You can find the original post here :
http://dba.stackexchange.com/questions/34892/why-cant-rdbms-cluster-the-way-nosql-does
Or, Distributed Databases - what the FK does 'web scale' actually mean?
Distributed database systems are complex critters and come in a
number of different flavours. If I dig deep in to the depths of my
dimly remembered distributed systems papers I did at university (roughly
15 years ago) I'll try to explain some of the key engineering problems
to building a distributed database system.
First, some terminology
ACID (Atomicity, Consistency, Isolation and Durability) properties:
These are the key invariants that have to be enforced for a transaction
to be reliably implemented without causing undesirable side effects.
Atomicity
requires that the transaction complete or rollback completely.
Partially finished transactions should never be visible, and the system
has to be built in a way that prevents this from happening.
Consistency
requires that a transaction should never violate any invariants (such
as declarative referential integrity) that are guaranteed by the
database schema.
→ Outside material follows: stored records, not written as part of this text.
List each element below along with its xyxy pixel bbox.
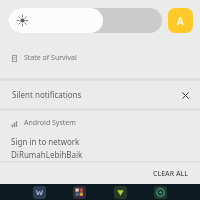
staticText: State of Survival [24, 53, 77, 63]
button[interactable]: App [73, 186, 86, 199]
staticText: A [177, 14, 184, 28]
staticText: Sign in to network [11, 136, 80, 147]
staticText: Android System [24, 118, 76, 128]
button[interactable]: Silent notifications [0, 81, 200, 108]
button[interactable]: Clear silent notifications [178, 88, 192, 102]
staticText: DiRumahLebihBaik [11, 149, 83, 160]
button[interactable]: App [154, 186, 167, 199]
button[interactable]: Auto brightness [168, 8, 193, 33]
button[interactable]: State of Survival [0, 41, 200, 78]
button[interactable]: App [114, 186, 127, 199]
button[interactable]: Brightness [8, 8, 162, 33]
staticText: CLEAR ALL [153, 169, 188, 179]
staticText: Silent notifications [12, 89, 82, 100]
button[interactable]: CLEAR ALL [149, 166, 192, 182]
button[interactable]: App [33, 186, 46, 199]
button[interactable]: Android System [0, 111, 200, 161]
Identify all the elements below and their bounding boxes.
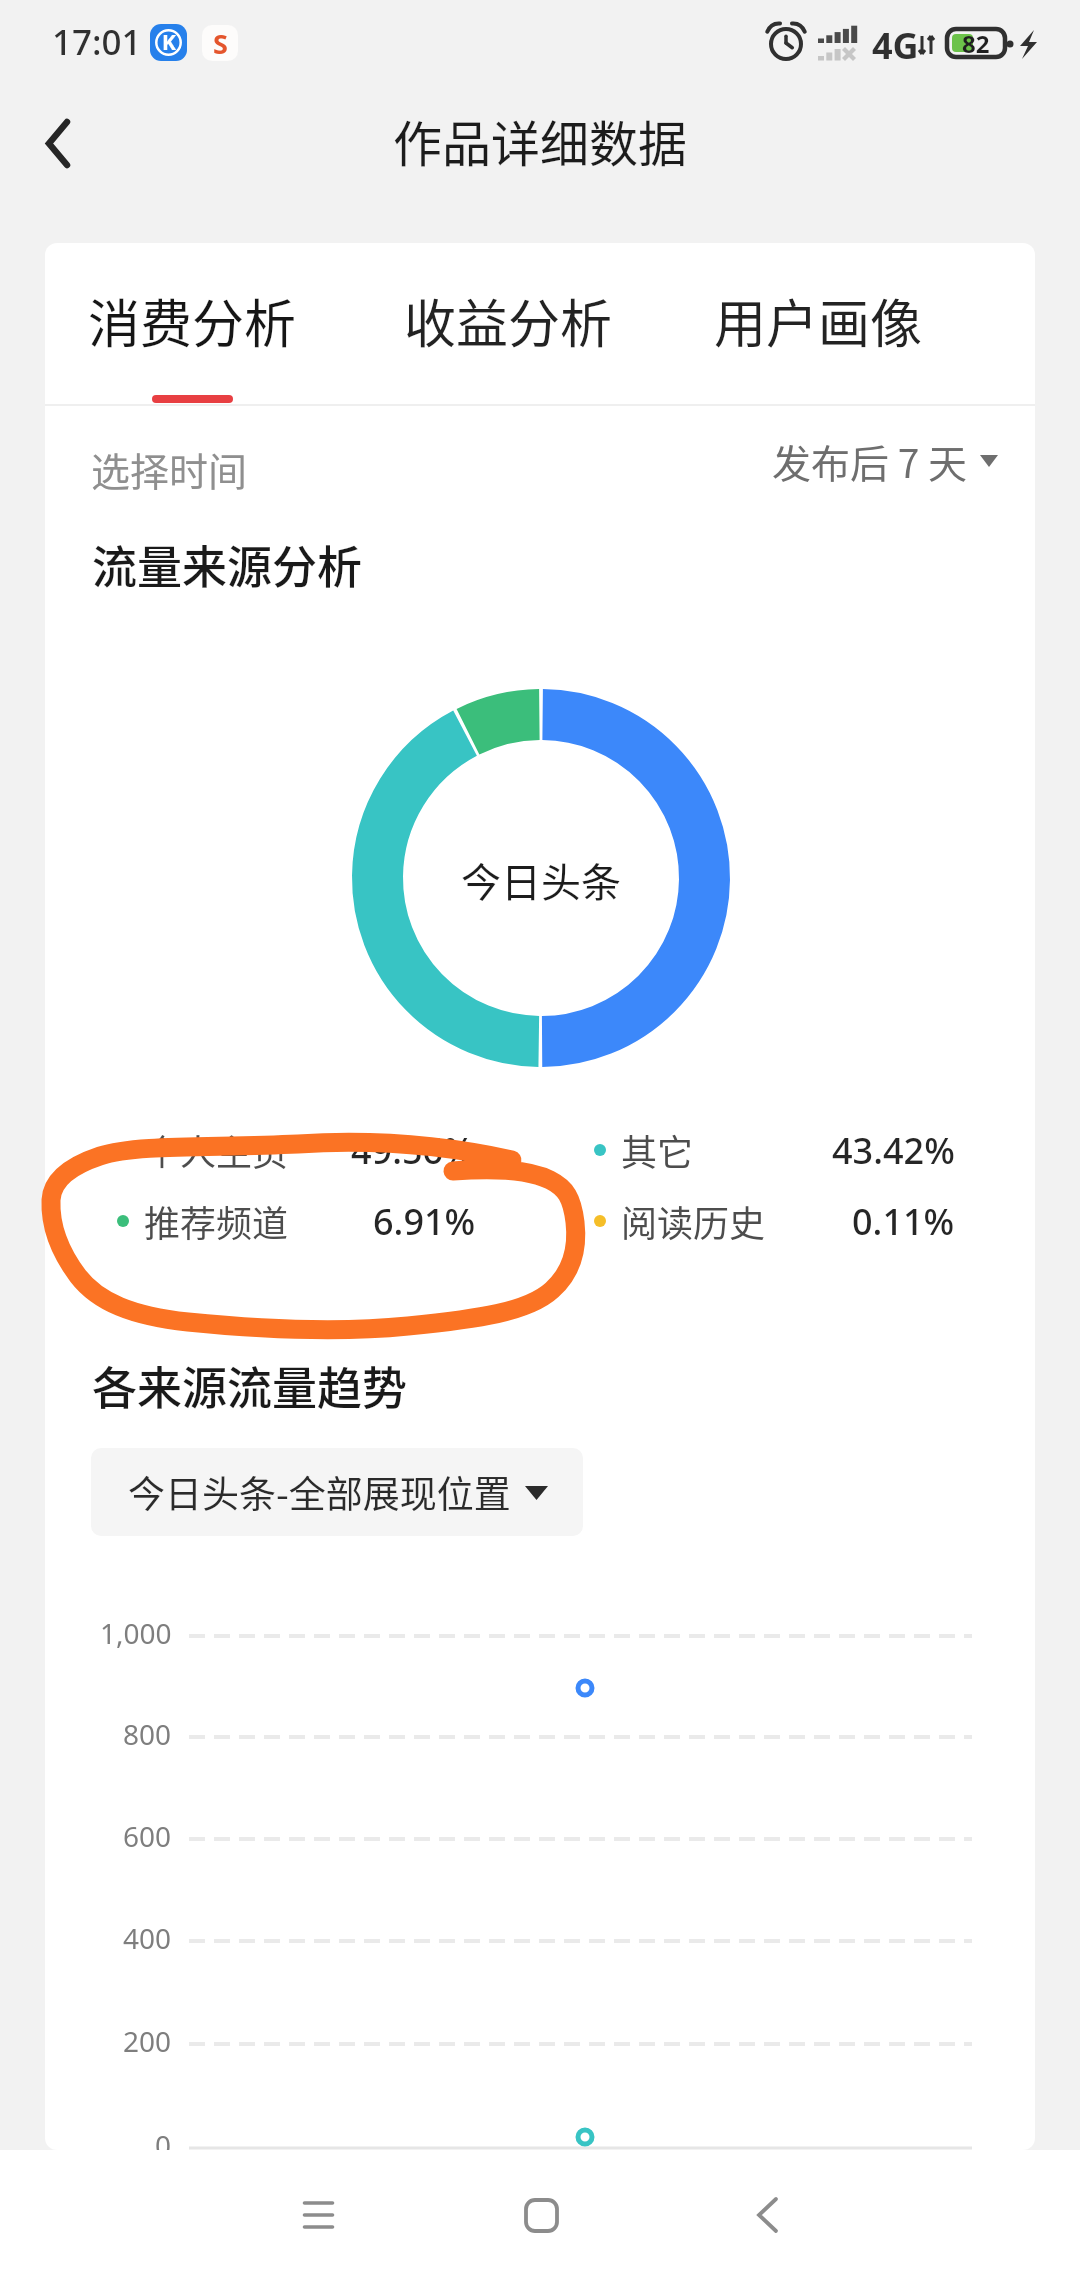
staticText: 阅读历史 xyxy=(621,1195,766,1247)
staticText: 推荐频道 xyxy=(144,1195,289,1247)
staticText: 选择时间 xyxy=(91,441,248,497)
staticText: K xyxy=(162,28,176,57)
staticText: 82 xyxy=(962,27,990,59)
button[interactable]: 今日头条-全部展现位置 xyxy=(91,1448,583,1536)
button[interactable]: 消费分析 xyxy=(45,243,342,404)
staticText: 其它 xyxy=(621,1124,694,1176)
staticText: 800 xyxy=(123,1715,172,1753)
button[interactable]: 发布后 7 天 xyxy=(756,421,1014,501)
staticText: 200 xyxy=(123,2022,172,2060)
staticText: 收益分析 xyxy=(404,283,613,358)
staticText: 600 xyxy=(123,1817,172,1855)
button[interactable]: 其它 xyxy=(582,1117,963,1183)
staticText: 今日头条-全部展现位置 xyxy=(128,1465,511,1519)
staticText: 43.42% xyxy=(832,1126,955,1175)
staticText: 消费分析 xyxy=(88,283,297,358)
staticText: 用户画像 xyxy=(714,283,923,358)
staticText: 0.11% xyxy=(852,1197,955,1246)
button[interactable]: Recents xyxy=(263,2150,373,2280)
button[interactable]: Back xyxy=(8,92,108,192)
button[interactable]: Back xyxy=(712,2150,822,2280)
button[interactable]: Home xyxy=(486,2150,596,2280)
staticText: 17:01 xyxy=(52,18,142,66)
staticText: 流量来源分析 xyxy=(92,532,363,597)
staticText: 6.91% xyxy=(373,1197,476,1246)
staticText: 各来源流量趋势 xyxy=(92,1353,408,1418)
button[interactable]: 阅读历史 xyxy=(582,1188,963,1254)
staticText: 个人主页 xyxy=(144,1124,289,1176)
button[interactable]: 推荐频道 xyxy=(105,1188,484,1254)
staticText: 作品详细数据 xyxy=(393,105,688,176)
staticText: 49.56% xyxy=(351,1126,474,1175)
staticText: 发布后 7 天 xyxy=(772,433,968,489)
button[interactable]: 收益分析 xyxy=(358,243,658,404)
button[interactable]: 个人主页 xyxy=(105,1117,482,1183)
staticText: 400 xyxy=(123,1919,172,1957)
staticText: 4G xyxy=(872,21,919,70)
button[interactable]: 用户画像 xyxy=(668,243,968,404)
staticText: 今日头条 xyxy=(461,851,621,909)
staticText: 0 xyxy=(155,2126,172,2150)
staticText: S xyxy=(213,25,228,61)
staticText: 1,000 xyxy=(100,1614,172,1652)
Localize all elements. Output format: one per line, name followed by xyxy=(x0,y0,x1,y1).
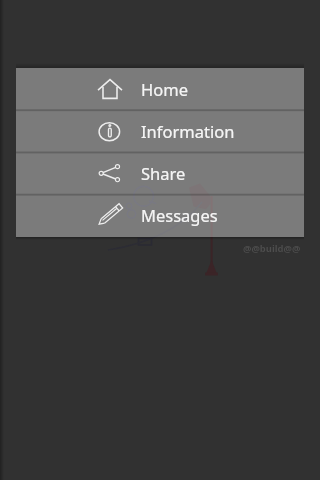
button[interactable]: Messages xyxy=(16,194,304,236)
button[interactable]: Information xyxy=(16,110,304,152)
button[interactable]: Share xyxy=(16,152,304,194)
staticText: Messages xyxy=(141,204,218,226)
staticText: Home xyxy=(141,78,188,100)
staticText: Share xyxy=(141,162,186,184)
staticText: Information xyxy=(141,120,235,142)
staticText: @@build@@ xyxy=(243,242,301,255)
button[interactable]: Home xyxy=(16,68,304,110)
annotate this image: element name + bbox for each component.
For example, if a foreign key exists it should be
impossible to insert a child record with a reverence to a non-existent
parent.
Isolation
requires that transactions should not interfere with each other. The
system should guarantee the same results if the transactions are
executed in parallel or sequentially. In practice most RDBMS products
allow modes that trade off isolation against performance.
Durability
requires that once committed, the transaction remains in persistent
storage in a way that is robust to hardware or software failure.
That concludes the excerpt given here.